Mateon Therapeutics (OTCQX:MATN) announced the start of an investigator-sponsored Phase 1 study CA4P in combination with everolimus for the treatment of neuroendocrine tumors. The Markey Cancer Center at the University of Kentucky is the partner of this study.
As quoted in the press release:

“The combination of CA4P and everolimus has the potential to decrease the ability of tumor cells to recover between CA4P treatment cycles,” stated Lowell B. Anthony, M.D., Professor of Medicine and Chief, Division of Medical Oncology, Markey Cancer Center, University of Kentucky. “This is the first trial testing this hypothesis in neuroendocrine tumors – with CA4P disrupting the existing tumor blood supply and everolimus preventing a new tumor blood supply from re-forming. Our findings from this trial should lead to a larger clinical study once we have identified the optimal dose and schedule for the combination of these two agents.”
Study MCC-2016-088 is designed to demonstrate whether the addition of CA4P to everolimus may improve tumor control without additional toxicity. Everolimus has been approved by the U.S. Food and Drug Administration for the treatment of advanced pancreatic neuroendocrine tumors and progressive gastrointestinal neuroendocrine tumors, among other indications, and is marketed by Novartis under the tradename AFINITOR®. Mateon has previously demonstrated initial evidence of efficacy for CA4P in patients with neuroendocrine tumors when CA4P was provided as a single agent.
Study MCC-2016-088 is being sponsored, funded, and conducted by the Markey Cancer Center, with Mateon providing the investigational drug. The study is designed as a single center, open label, phase 1 clinical trial for patients with grade 1-3 gastroenteropancreatic neuroendocrine tumors.
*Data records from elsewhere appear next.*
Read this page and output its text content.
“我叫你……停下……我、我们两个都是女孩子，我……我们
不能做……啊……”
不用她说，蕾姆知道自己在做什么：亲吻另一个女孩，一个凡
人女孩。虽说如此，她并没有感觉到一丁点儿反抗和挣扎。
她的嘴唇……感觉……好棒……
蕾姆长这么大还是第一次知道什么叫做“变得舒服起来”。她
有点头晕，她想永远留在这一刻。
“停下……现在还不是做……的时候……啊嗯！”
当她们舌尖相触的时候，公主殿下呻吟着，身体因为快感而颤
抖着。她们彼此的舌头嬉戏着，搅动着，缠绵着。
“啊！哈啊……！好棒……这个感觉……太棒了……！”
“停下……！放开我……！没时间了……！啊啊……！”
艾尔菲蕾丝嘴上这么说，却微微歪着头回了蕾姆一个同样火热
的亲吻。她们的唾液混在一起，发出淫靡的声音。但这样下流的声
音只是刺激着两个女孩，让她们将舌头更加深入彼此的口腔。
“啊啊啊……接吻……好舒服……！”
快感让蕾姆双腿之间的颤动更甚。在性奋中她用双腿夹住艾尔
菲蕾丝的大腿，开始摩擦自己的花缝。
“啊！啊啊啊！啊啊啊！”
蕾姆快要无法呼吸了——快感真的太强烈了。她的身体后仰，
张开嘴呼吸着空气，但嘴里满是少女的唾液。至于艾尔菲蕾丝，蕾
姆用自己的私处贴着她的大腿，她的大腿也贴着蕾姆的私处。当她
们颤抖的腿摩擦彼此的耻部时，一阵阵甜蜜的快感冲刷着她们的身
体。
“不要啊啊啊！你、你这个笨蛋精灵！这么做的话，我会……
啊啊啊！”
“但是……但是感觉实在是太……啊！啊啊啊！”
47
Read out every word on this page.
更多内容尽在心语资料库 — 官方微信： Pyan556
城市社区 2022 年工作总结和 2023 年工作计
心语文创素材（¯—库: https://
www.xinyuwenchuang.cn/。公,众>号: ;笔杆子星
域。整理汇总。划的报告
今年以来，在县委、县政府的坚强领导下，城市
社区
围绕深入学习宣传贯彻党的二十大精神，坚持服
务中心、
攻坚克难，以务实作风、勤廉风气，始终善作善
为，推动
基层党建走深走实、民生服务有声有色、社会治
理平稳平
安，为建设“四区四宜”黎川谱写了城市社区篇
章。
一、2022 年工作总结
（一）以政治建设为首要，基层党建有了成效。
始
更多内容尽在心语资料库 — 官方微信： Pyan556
In the first part of the study, up to 15 patients will be treated with everolimus in combination with two different dosing regimens of CA4P to establish appropriate CA4P dosing levels and evaluate the safety of the drug combination.  The second part of the study is designed to enroll 15 additional patients for assessment of additional safety and efficacy data. Patients enrolled in MCC-2016-088 will be treated with CA4P and everolimus for 12 weeks.